В декабре нас перевели в очень большую камеру с двухэтажными нарами. Теперь у всех было свое место, разрешали лежать и днем. От слабости и недоедания таких лежащих становилось все больше. Ничто из внешнего мира не проникало к нам. Однажды наша конвоирка-латышка обиделась на какую-то женщину, разволновалась, раскричалась (вошла даже в камеру — в коридоре должна быть тишина) и сказала, что она несчастнее нас, что наши семьи немцы не тронут, а ее оставшуюся семью могут уничтожить, хотя она служит не по своей воле, а мобилизованная. Еще сказала, что мы даже поем и устраиваем вечеринки, а она стоит в ледяном коридоре. Одна! Так мы узнали, что в Прибалтике немцы. Так подружились с конвоиркой-латышкой.
А вечеринки мы действительно устраивали. И какие они были веселые, неожиданные, просто поражающие своей изобретательностью и фантазией.
Само собой установился порядок конца недели. В субботу вечером молдаванки пели песнопения всенощной. В воскресенье утром Лиля и Зоя пели православную обедню, затем эстонки — лютеранские хоралы. Вечером был концерт. Никто нам не мешал, «волчок» все время был открыт — наши затеи развлекали дежурного. Жизнь у конвоиров, действительно, была собачья.

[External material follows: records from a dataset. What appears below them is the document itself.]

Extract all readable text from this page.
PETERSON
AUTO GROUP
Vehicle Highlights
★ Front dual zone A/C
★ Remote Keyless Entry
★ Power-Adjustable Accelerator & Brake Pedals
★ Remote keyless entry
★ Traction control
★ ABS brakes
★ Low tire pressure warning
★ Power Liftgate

Представление разворачивалось на большом пустом пространстве камеры, с двух сторон окаймленном двухэтажными нарами, — как бы рядом лож и балконом. Главной выдумщицей и исполнительницей смешных ролей была молодая румынка из Молдавии — сестра «Скорой помощи». НКВД решило не утруждать себя ночной поездкой, а просто вызвало ее но поводу якобы сердечного приступа у одного из сотрудников. Она бережно хранила выданную ей с вещевого склада квитанцию: на ней значился стерильный шприц — все ее имущество. Одета она была в хорошо сшитый английский костюм и истлевшую от прежарок, переставшую быть белой кофточку.
После концертной программы начинались танцы. Тон задавала и обучала всех танцам самая элегантная женщина в камере, венгерка по национальности. Она была замужем за эстонцем, жила в Таллинне, лето 1941 г. проводила на даче у моря. Приехав в город с чемоданом своих вещей, она нашла квартиру опечатанной. Вместо того, чтобы скрыться, она взяла такси, отправилась в НКВД требовать, чтобы ей открыли квартиру и сказали, где находится ее муж. Ее любезно приняли, и — началось ее многострадальное странствие. Через четыре года наши пути вновь пересеклись: ее прислали в Баим как тяжелого дистрофика. Все ее дорогие и изящные платья украли урки. На ней было лишь страшное, не известно какого срока рубище. Летом 1946 г., освобождаясь, я должна была сдать имевшиеся у меня казенные вещи. Они были у меня в полном порядке. Я передала ей эти вещи, а сама — к удивлению кладовщика — сдала ее лохмотья как свои.
Очень праздничное было у нас лютеранское Рождество. Накануне, в Сочельник, 24 декабря эстонки уже с утра пели рождественские хоралы. Из больницы были выписаны и вернулись в нашу камеру две женщины. Одна из них сразу же протолкалась к Наде Цирк и сказала, что в больнице была женщина из Иркутской тюрьмы, дворничиха одного из таллиннских домов. Она рассказала, что у них в доме у своих бабушки и дедушки живет маленькая девочка, принесенная из тюрьмы. Запомнила и адрес — это оказался дом, где жили родители Нади. Как Надя плакала и смеялась, как мы ее целовали! А молоденькая, очень милая эстоночка Юта обошла всех, поздравляя каждого с наступающим праздником и передавая крошечный кусочек шоколада. Вот было чудо! Все долго держали его на языке, стараясь не сразу проглотить. У этой милой девушки хватило стойкости сохранить большую плитку шоколада. Она могла бы тайком, с подругой, ее съесть, и обе были бы сыты в праздничный вечер. Но она тщательнейшим образом разделила на всех!